Денис уставился на меня, тяжело дыша. Я ждала, но он ничего не говорил. Взгляд у него пополз в сторону, и стало ясно, что отвечать он не будет.
13
На географии я снова вляпалась. Проходили лесную промышленность, кто-то вспомнил про новый закон – депутаты Госдумы разрешили жителям России собирать по лесам валежник. Про этот валежник уже понаделали мемов, класс обсуждал их и хихикал. Тут мне в голову стукнуло выступить с предложением, я подняла руку и сказала:
– Давайте пойдем в поход, изучим лесное хозяйство на практике. Можно в Карелию на майские.
– С ночевкой? – спросил то ли Веня, то ли Даня.
– Конечно, – ответила я.
Тут все заржали, хотя предлагала-то я совершенно серьезно, а географичка сказала своим хриплым прокуренным голосом:
– Представляю, что вы там в походе устроите. Нет уж, это без меня.
Класс еще больше развеселился, сонливость как ветром сдуло. Все начали перекрикиваться и обсуждать варианты того, что можно устроить в походе. Выглядело это так, будто они целыми днями думают о сексе, и вот, наконец, им выпал шанс высказаться.

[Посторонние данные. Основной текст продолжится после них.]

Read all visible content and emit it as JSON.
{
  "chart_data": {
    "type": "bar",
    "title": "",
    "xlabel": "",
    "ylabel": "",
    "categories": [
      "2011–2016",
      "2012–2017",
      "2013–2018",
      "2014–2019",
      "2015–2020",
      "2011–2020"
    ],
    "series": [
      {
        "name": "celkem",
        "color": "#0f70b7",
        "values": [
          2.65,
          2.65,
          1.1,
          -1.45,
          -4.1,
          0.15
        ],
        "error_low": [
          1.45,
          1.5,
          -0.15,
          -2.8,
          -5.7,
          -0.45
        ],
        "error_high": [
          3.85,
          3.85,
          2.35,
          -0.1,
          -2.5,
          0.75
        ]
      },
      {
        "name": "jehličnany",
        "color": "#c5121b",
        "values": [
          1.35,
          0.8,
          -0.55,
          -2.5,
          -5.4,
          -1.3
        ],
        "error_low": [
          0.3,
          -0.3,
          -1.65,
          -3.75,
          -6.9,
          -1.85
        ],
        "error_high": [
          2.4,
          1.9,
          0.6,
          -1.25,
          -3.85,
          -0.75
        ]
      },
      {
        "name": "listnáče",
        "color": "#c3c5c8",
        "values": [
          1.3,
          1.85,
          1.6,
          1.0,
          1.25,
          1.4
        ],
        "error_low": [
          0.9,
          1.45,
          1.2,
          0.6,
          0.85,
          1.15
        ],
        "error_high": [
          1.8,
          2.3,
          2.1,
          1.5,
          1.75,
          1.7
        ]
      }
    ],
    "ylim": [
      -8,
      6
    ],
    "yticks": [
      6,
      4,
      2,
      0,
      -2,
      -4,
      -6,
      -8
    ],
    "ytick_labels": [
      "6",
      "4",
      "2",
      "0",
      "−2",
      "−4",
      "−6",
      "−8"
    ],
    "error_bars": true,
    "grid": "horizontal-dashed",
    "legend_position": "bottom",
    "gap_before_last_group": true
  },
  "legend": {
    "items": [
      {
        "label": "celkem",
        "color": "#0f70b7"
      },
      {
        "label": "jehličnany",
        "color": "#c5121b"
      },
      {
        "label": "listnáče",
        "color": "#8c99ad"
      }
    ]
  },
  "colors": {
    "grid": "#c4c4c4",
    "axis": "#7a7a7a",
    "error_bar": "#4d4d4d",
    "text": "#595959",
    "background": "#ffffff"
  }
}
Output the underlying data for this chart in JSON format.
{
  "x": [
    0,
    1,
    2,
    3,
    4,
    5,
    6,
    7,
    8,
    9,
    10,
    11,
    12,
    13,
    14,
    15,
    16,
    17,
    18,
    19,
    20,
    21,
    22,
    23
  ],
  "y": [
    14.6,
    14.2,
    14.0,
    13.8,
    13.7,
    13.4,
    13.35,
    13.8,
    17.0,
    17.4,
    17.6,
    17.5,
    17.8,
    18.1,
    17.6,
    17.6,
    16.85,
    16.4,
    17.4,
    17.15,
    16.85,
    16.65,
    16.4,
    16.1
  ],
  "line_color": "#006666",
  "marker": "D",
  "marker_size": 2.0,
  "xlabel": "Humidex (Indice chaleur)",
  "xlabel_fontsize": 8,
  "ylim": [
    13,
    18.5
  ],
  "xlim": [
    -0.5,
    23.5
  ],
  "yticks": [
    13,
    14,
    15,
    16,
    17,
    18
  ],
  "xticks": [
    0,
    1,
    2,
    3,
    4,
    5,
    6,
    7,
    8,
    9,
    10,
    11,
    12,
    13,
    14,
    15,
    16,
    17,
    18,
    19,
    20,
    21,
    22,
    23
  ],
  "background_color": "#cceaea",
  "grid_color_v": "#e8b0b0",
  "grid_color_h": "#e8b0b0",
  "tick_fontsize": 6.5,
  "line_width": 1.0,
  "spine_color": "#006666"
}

И поскольку девочек было в пять раз больше, чем мальчиков, девочки чувствовали себя сильнее, подкалывали парней и быстро заставили их умолкнуть.
Географичка некоторое время наблюдала этот бедлам, и вид у нее был, как у наших соседей Олежи и Сережи, когда им с утра очень хочется опохмелиться. Может, ей и вправду хотелось опохмелиться, а эти ее неровные карандашные обводы вокруг глаз были сделаны так неаккуратно как раз из-за утренней дрожи в руках, – не знаю. В общем, она терпела, терпела, а потом не вытерпела и заорала:
– А ну замолчали все!
И мне:
– Ты мне время от урока съела!
И с таким отвращением и злостью на меня посмотрела, что у меня прямо голова закружилась.
14
К обеду я уже эту школу ненавидела, а от холодных макарон и горького лимонного компота стала ненавидеть еще больше. Повариха на раздаче не желала пойти мне навстречу и убрать с моей тарелки котлету, хотя я ей три раза сказала, что мяса не ем. Я предложила котлету Лусинэ, но она вежливо отказалась, пояснив, что ей и своей хватит. Пришлось оставить этот застывший комок фарша и жира нетронутым на тарелке. Когда я сдавала поднос с посудой, приемщица в окошке при виде моей целенькой котлеты громко буркнула «Зажрались». В следующий раз покрошу котлету вилкой, чтобы не задевать ее чувств.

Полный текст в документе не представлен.